終章に吃音最大の難点は、その〈曖昧さ〉と〈他者が介在する障害〉であることとある。吃音はそもそも〈他者とのコミュニケーション〉の中で生じ、〈相手に不可解に思われたり驚かれたりすることに対する恥ずかしさや怖さ〉が人間関係の質そのものを変えてしまうのが、最もつらいのだと。

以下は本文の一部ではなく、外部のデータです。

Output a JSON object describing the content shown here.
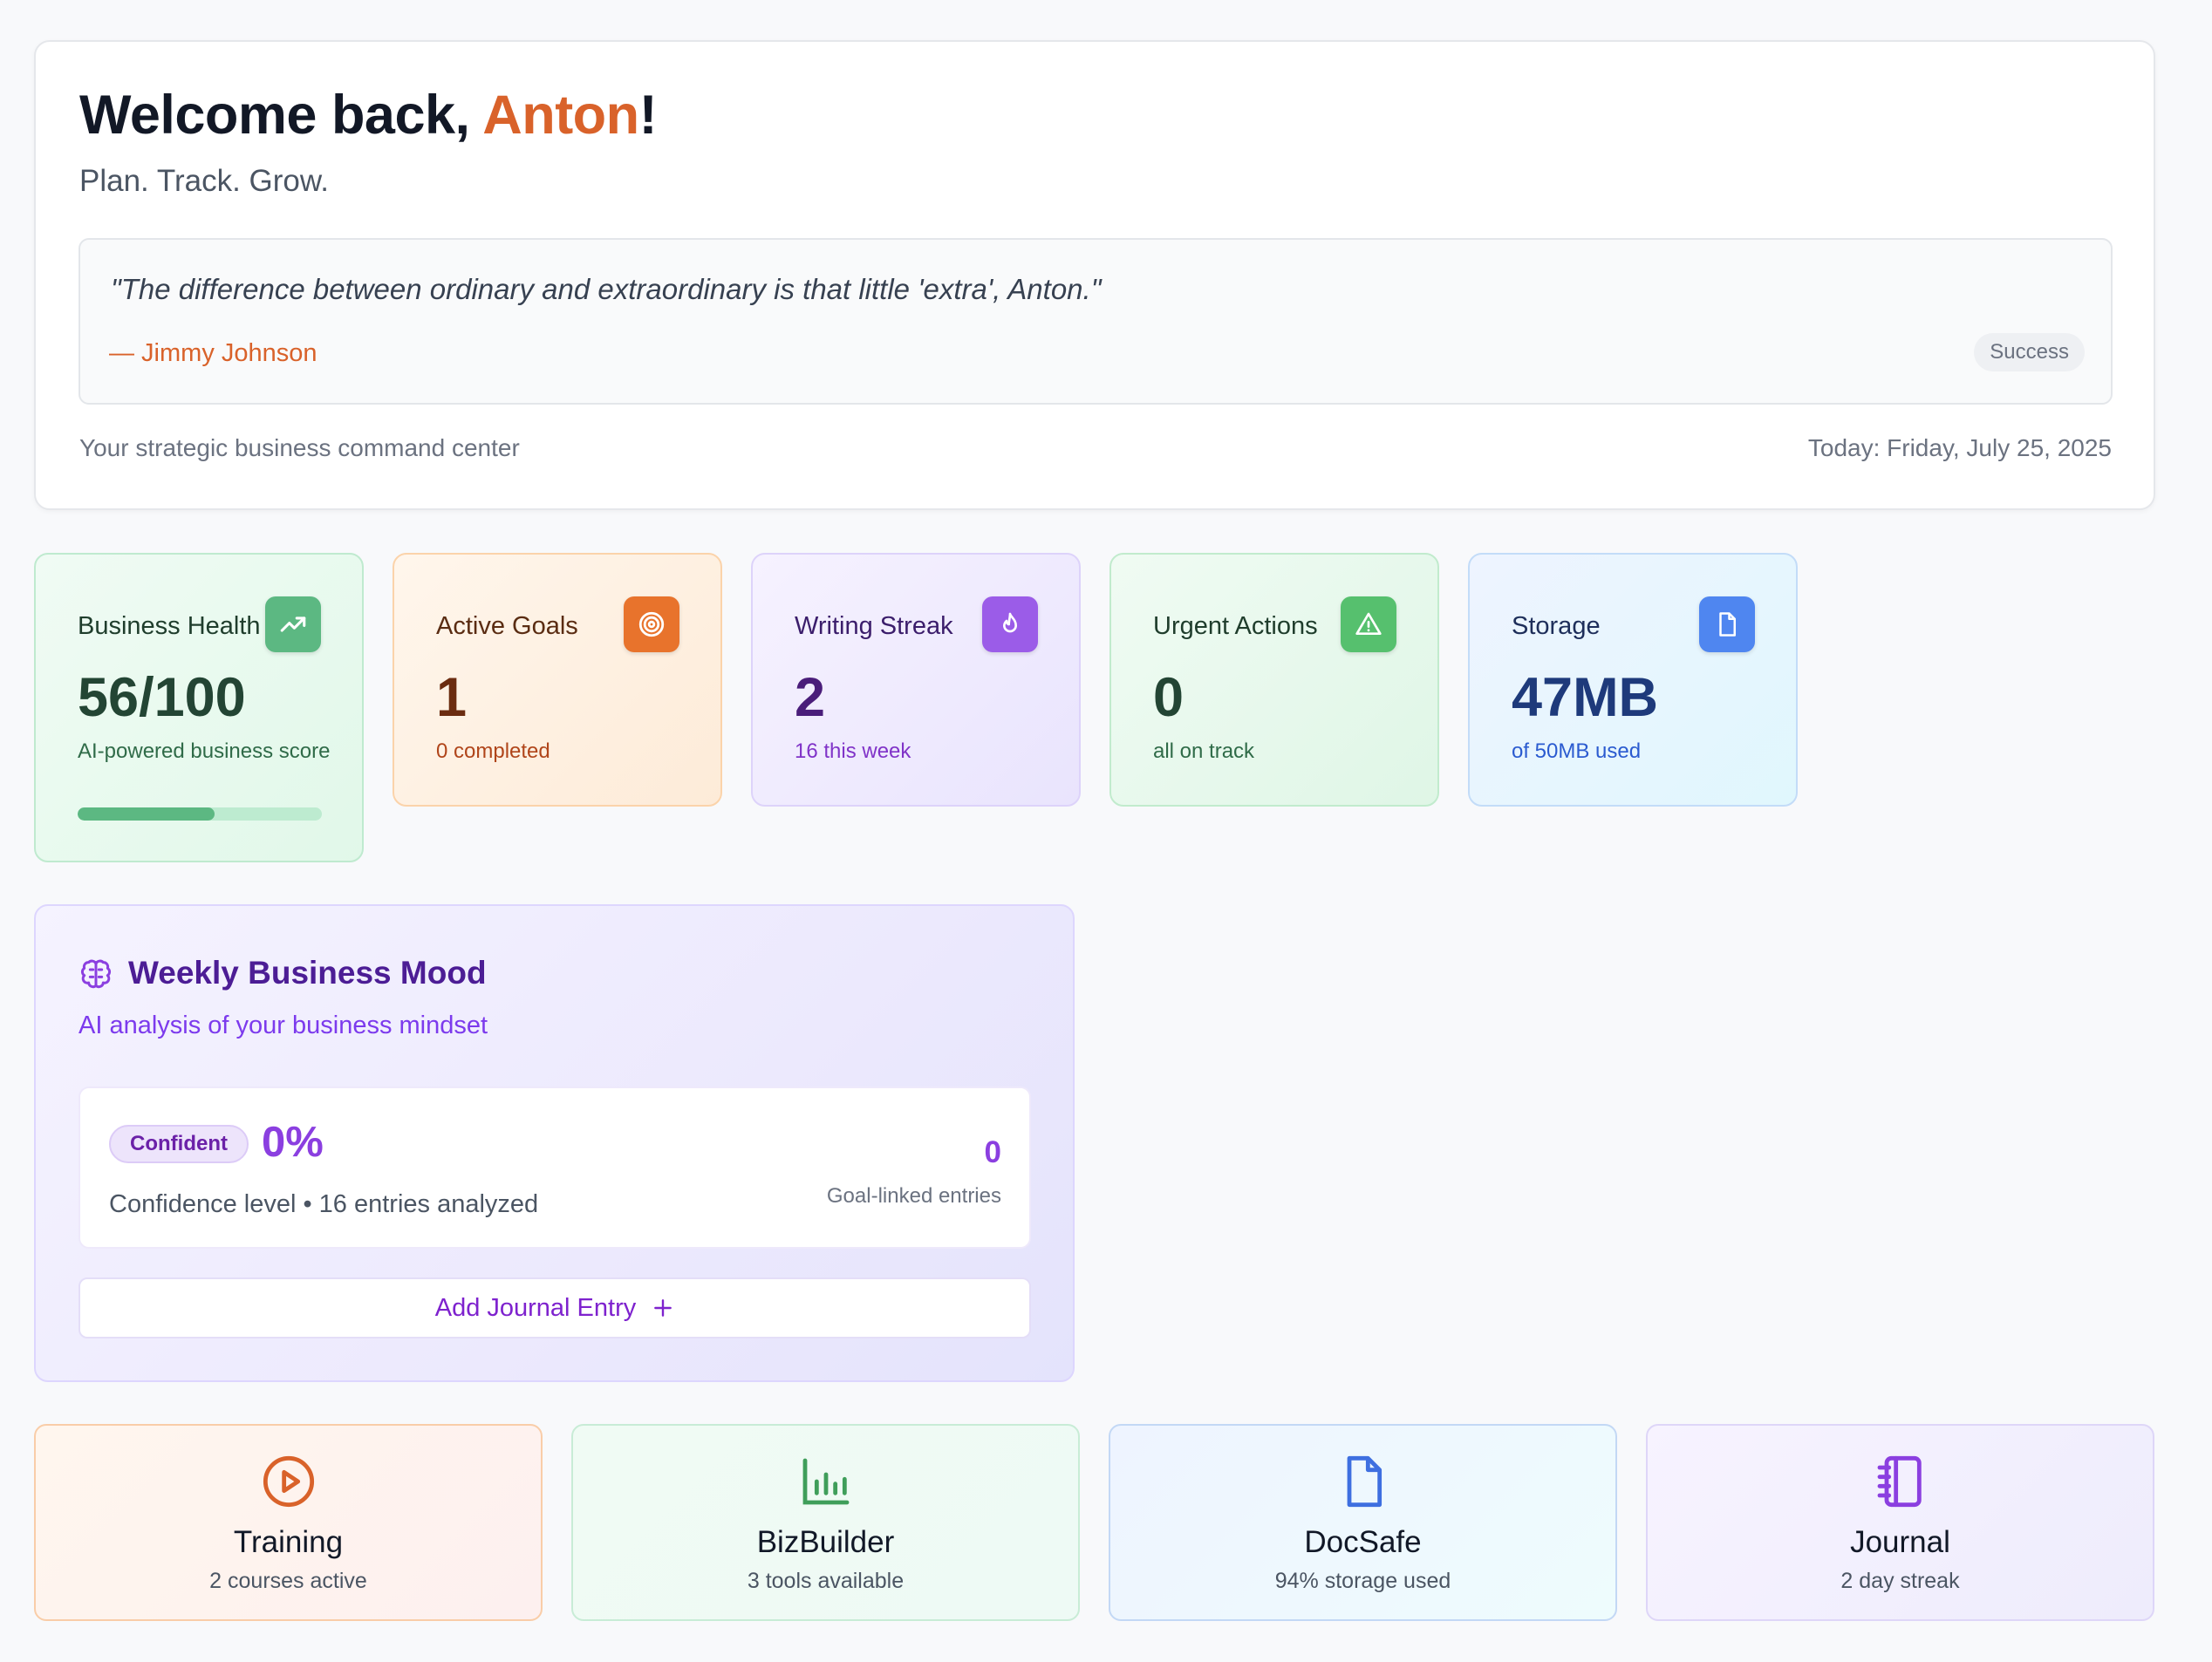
{
  "welcome": {
    "greeting": "Welcome back, ",
    "name": "Anton",
    "exclamation": "!",
    "subtitle": "Plan. Track. Grow.",
    "quote": {
      "text": "\"The difference between ordinary and extraordinary is that little 'extra', Anton.\"",
      "author": "— Jimmy Johnson",
      "tag": "Success"
    },
    "footer_left": "Your strategic business command center",
    "footer_right": "Today: Friday, July 25, 2025"
  },
  "stats": [
    {
      "label": "Business Health",
      "value": "56/100",
      "sub": "AI-powered business score",
      "icon": "trending-up-icon",
      "progress": 0.56
    },
    {
      "label": "Active Goals",
      "value": "1",
      "sub": "0 completed",
      "icon": "target-icon"
    },
    {
      "label": "Writing Streak",
      "value": "2",
      "sub": "16 this week",
      "icon": "flame-icon"
    },
    {
      "label": "Urgent Actions",
      "value": "0",
      "sub": "all on track",
      "icon": "alert-triangle-icon"
    },
    {
      "label": "Storage",
      "value": "47MB",
      "sub": "of 50MB used",
      "icon": "file-icon"
    }
  ],
  "mood": {
    "icon": "brain-icon",
    "title": "Weekly Business Mood",
    "subtitle": "AI analysis of your business mindset",
    "badge": "Confident",
    "percent": "0%",
    "confidence_text": "Confidence level • 16 entries analyzed",
    "goal_count": "0",
    "goal_label": "Goal-linked entries",
    "add_button": "Add Journal Entry",
    "add_icon": "plus-icon"
  },
  "apps": [
    {
      "title": "Training",
      "sub": "2 courses active",
      "icon": "play-circle-icon"
    },
    {
      "title": "BizBuilder",
      "sub": "3 tools available",
      "icon": "bar-chart-icon"
    },
    {
      "title": "DocSafe",
      "sub": "94% storage used",
      "icon": "document-icon"
    },
    {
      "title": "Journal",
      "sub": "2 day streak",
      "icon": "notebook-icon"
    }
  ],
  "colors": {
    "accent": "#d9622a",
    "health": "#5cb882",
    "goals": "#e8732c",
    "streak": "#9b5ce8",
    "urgent": "#56c06e",
    "storage": "#4f86f0",
    "mood": "#7c3aed"
  }
}
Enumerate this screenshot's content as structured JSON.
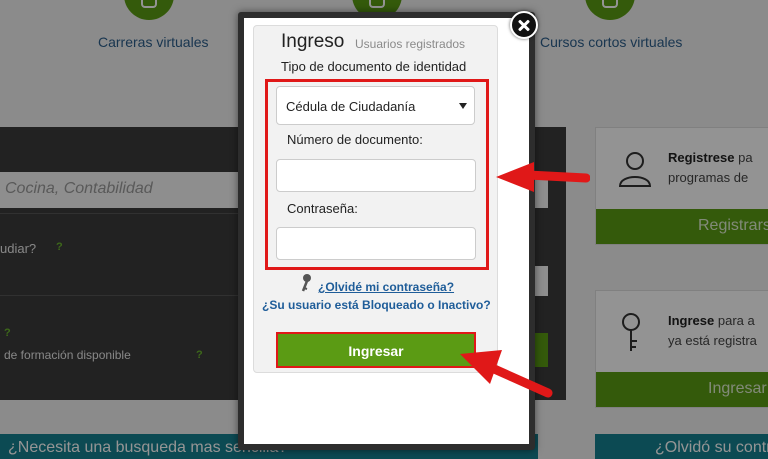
{
  "background": {
    "nav": [
      {
        "label": "Carreras virtuales"
      },
      {
        "label": "Cursos cortos virtuales"
      }
    ],
    "left": {
      "search_placeholder": "Cocina, Contabilidad",
      "question": "udiar?",
      "help_mark": "?",
      "formation": "de formación disponible",
      "simple_search": "¿Necesita una busqueda mas sencilla?"
    },
    "cards": [
      {
        "strong": "Registrese",
        "rest": " pa",
        "line2": "programas de",
        "button": "Registrars",
        "icon": "user-icon"
      },
      {
        "strong": "Ingrese",
        "rest": " para a",
        "line2": "ya está registra",
        "button": "Ingresar",
        "icon": "key-icon"
      }
    ],
    "bottom_right": "¿Olvidó su contr"
  },
  "modal": {
    "title": "Ingreso",
    "subtitle": "Usuarios registrados",
    "doc_type_label": "Tipo de documento de identidad",
    "doc_type_value": "Cédula de Ciudadanía",
    "doc_number_label": "Número de documento:",
    "doc_number_value": "",
    "password_label": "Contraseña:",
    "password_value": "",
    "forgot_password": "¿Olvidé mi contraseña?",
    "blocked_user": "¿Su usuario está Bloqueado o Inactivo?",
    "submit_label": "Ingresar",
    "close_icon": "close-icon"
  },
  "colors": {
    "brand_green": "#5b9b14",
    "highlight_red": "#e01818",
    "link_blue": "#1f5d99",
    "teal_bar": "#15808f"
  }
}
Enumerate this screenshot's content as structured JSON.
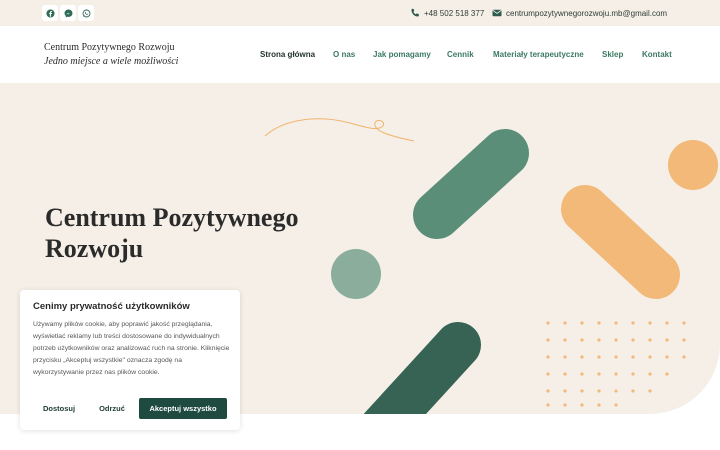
{
  "topbar": {
    "social": [
      {
        "name": "facebook-icon"
      },
      {
        "name": "messenger-icon"
      },
      {
        "name": "whatsapp-icon"
      }
    ],
    "phone": "+48 502 518 377",
    "email": "centrumpozytywnegorozwoju.mb@gmail.com"
  },
  "header": {
    "brand_name": "Centrum Pozytywnego Rozwoju",
    "brand_tagline": "Jedno miejsce a wiele możliwości",
    "nav": [
      {
        "label": "Strona główna",
        "active": true
      },
      {
        "label": "O nas"
      },
      {
        "label": "Jak pomagamy"
      },
      {
        "label": "Cennik"
      },
      {
        "label": "Materiały terapeutyczne"
      },
      {
        "label": "Sklep"
      },
      {
        "label": "Kontakt"
      }
    ]
  },
  "hero": {
    "title": "Centrum Pozytywnego Rozwoju"
  },
  "cookie": {
    "title": "Cenimy prywatność użytkowników",
    "text": "Używamy plików cookie, aby poprawić jakość przeglądania, wyświetlać reklamy lub treści dostosowane do indywidualnych potrzeb użytkowników oraz analizować ruch na stronie. Kliknięcie przycisku „Akceptuj wszystkie\" oznacza zgodę na wykorzystywanie przez nas plików cookie.",
    "buttons": {
      "customize": "Dostosuj",
      "reject": "Odrzuć",
      "accept": "Akceptuj wszystko"
    }
  },
  "colors": {
    "accent_dark_green": "#1e4a40",
    "green": "#5a8e78",
    "orange": "#f2b978",
    "background": "#f5efe7"
  }
}
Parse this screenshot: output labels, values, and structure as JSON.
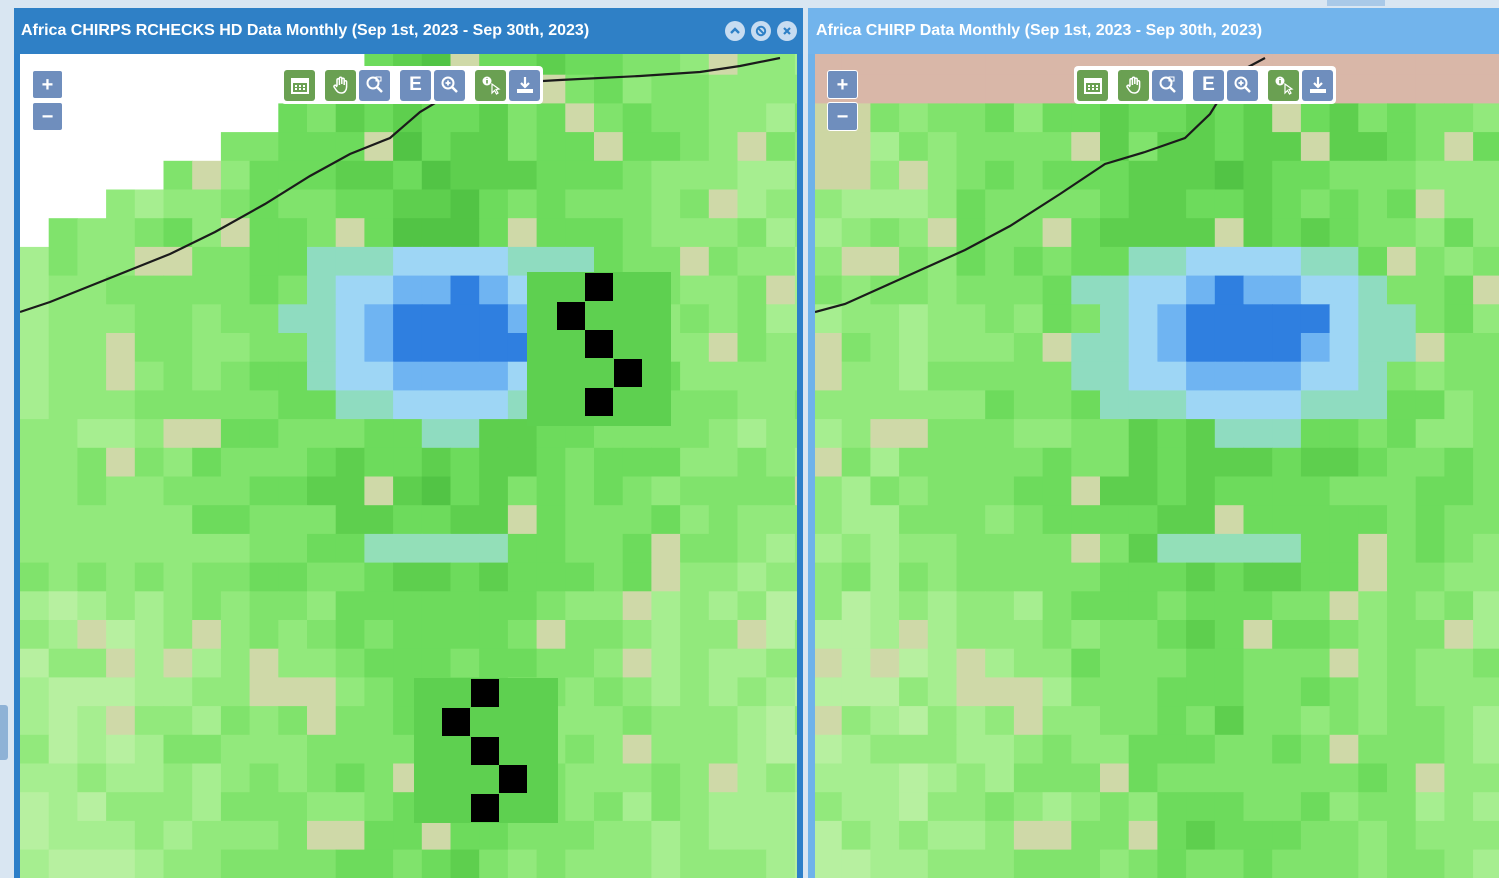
{
  "left_panel": {
    "title": "Africa CHIRPS RCHECKS HD Data Monthly (Sep 1st, 2023 - Sep 30th, 2023)",
    "window_buttons": [
      "chevron-up-icon",
      "ban-icon",
      "close-icon"
    ]
  },
  "right_panel": {
    "title": "Africa CHIRP Data Monthly (Sep 1st, 2023 - Sep 30th, 2023)"
  },
  "zoom": {
    "in_label": "+",
    "out_label": "−"
  },
  "toolbar": {
    "tools": [
      "calendar-icon",
      "pan-hand-icon",
      "zoom-box-icon",
      "edit-icon",
      "zoom-in-icon",
      "info-pointer-icon",
      "download-icon"
    ],
    "edit_label": "E"
  },
  "colors": {
    "title_bar_active": "#2f80c6",
    "title_bar_inactive": "#72b4ec",
    "tool_green": "#6aa052",
    "tool_blue": "#6f8ebd",
    "rain_high": "#2f7fe0",
    "rain_mid": "#8ec9f2",
    "rain_low": "#5ccc4e",
    "dry": "#d4b4a8",
    "flag_marker": "#000000"
  }
}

「ここでどもったら空気を乱すから笑っていようとか、相手も遠慮してるんじゃないかとか、それだけで会話の質って変わると思うし、昔は僕も自分だけが透明な膜の中に閉じ込められたような隔絶感を拭えなくて。その孤独感が仕事に就けないとか苛めとか、社会的な困難と相まって、吃音者を窮地に追い込むのだと思う。
ただ、本書に吃音の息子さんを持つお母さんが出てきますが、彼女が言うんです。〈苦労がある人、悩みがある人が、世の中をいいところにしているんじゃないかとも思う〉って。それも一つの真理かもしれないと、吃音だったからこの仕事に就いた僕自身、今は思えるようになった、かな?」
以前は我が子を他と比べ、できないことを数えてきたという彼女がそう思えるまでには、想像を絶する時間を要したはず。治すか受け入れるかといった二元論や、多様性という美句を超えて、各々の答えを見つけるしかないのは、人間誰しも同じなのだ。
【プロフィール】こんどう・ゆうき/1976年東京生まれ。東京大学工学部、同大学院修了後、無職のまま結婚。2003年より夫婦でオーストラリアを起点に旅と定住を繰り返し各誌に寄稿。「僕は元々小心者で、たぶん吃音がなければイイ大学、イイ会社に入ればOKというような人生に安住していたと思う」。2008年帰国。京都に住み、『遊牧夫婦』『終わりなき旅の終わり』等を発表。理系ライター集団チーム・パスカルでも活躍。大谷大学、京都造形芸術大学非常勤講師。184cm、75kg、A型。